"Safe territories": How the special education discourse legitimises the classification of students as "learning disabled" and their segregated schooling in Germany
Skill Formation and Labour Markets Social Science Research Centre Berlin Germany,
Powell, Justin J.W.
Skill Formation and Labour Markets Social Science research Centre Berlin Germany,
This contribution addresses the ideologies and history of remedial or healing pedagogy ("Heilpädagogik") and its impact on life courses and the selves of youth transitioning from school-to-work in Germany. The paper analyses:
a) the special education discourse over the 20th century using an archive of the "Zeitschrift für Heilpädagogik", the journal of the German special education professional association that is the main actor that constructed and legitimised disability in the German educational system up to the present day.
b) standardised survey results on the life courses of children who are classified as "learning disabled". These students' backgrounds are characterized by social and economic disadvantages and unsuccessful school careers; about 80 percent who leave segregated special schools lack any qualifying school certificate.
c) biographical case studies of four special school-leavers at two points in time: as they left compulsory schooling and as they entered vocational training. These reveal how the themes of the scientific discourse of "learning disability" are adapted in these individuals' life stories.
The professional construction of learning disabilities focuses on "healing individual cognitive deficits" of students who attend segregated schools. Segregated educational environments, viewed by educators as providing special support by offering a "comforting space" (Schonraum), actually limit the educational attainment and personal development of their students. Additionally, the incorporation of scientific discourse elements of physical "incompleteness" and "disruptiveness" shapes the biographical selves of youth, such that they remain in purportedly "safe territories", which restrain and constrict their participation and inclusion.
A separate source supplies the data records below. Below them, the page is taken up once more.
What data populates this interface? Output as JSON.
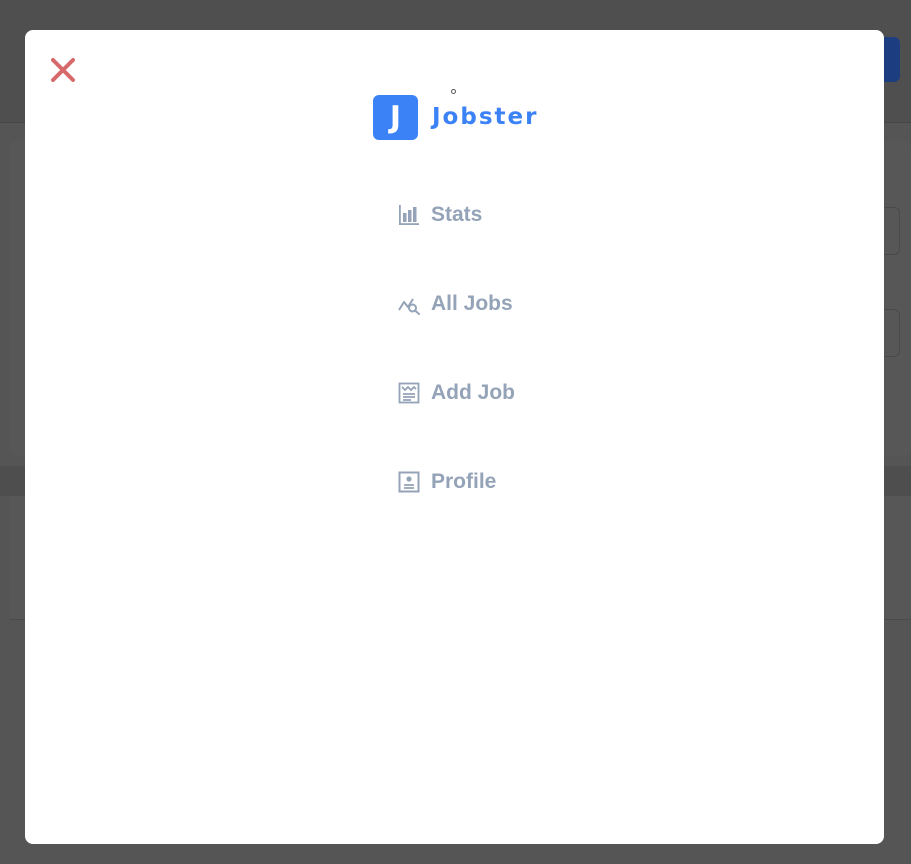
{
  "logo": {
    "mark": "J",
    "name": "Jobster"
  },
  "nav": [
    {
      "label": "Stats",
      "icon": "stats-icon"
    },
    {
      "label": "All Jobs",
      "icon": "jobs-search-icon"
    },
    {
      "label": "Add Job",
      "icon": "form-icon"
    },
    {
      "label": "Profile",
      "icon": "profile-icon"
    }
  ],
  "colors": {
    "accent": "#3b82f6",
    "nav_text": "#94a3b8",
    "close": "#d66a6a",
    "overlay": "#555555"
  }
}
Theoretically, we distinguish two mechanisms: 1. Students are subjectivated (Foucault 1976) through the educational system's hierarchical structure, which "limits" their educational success and allocates them to low social and occupational positions. 2. The segregation of students with learning disabilities stigmatises (Goffman 1975) them as "incompetent" (Jenkins 1998); as it simultaneously shields persons -- via the territories (Foucault 2004) in which they are socialised -- from educational standards and societal expectations.
Thus, Germany offers an ideal typical case of segregated spaces, educational and environmental. Moreover, for the sociology of disability, the biographies of classified students provide a crucial source for the (de-)construction of learning disability in meritocratic societies.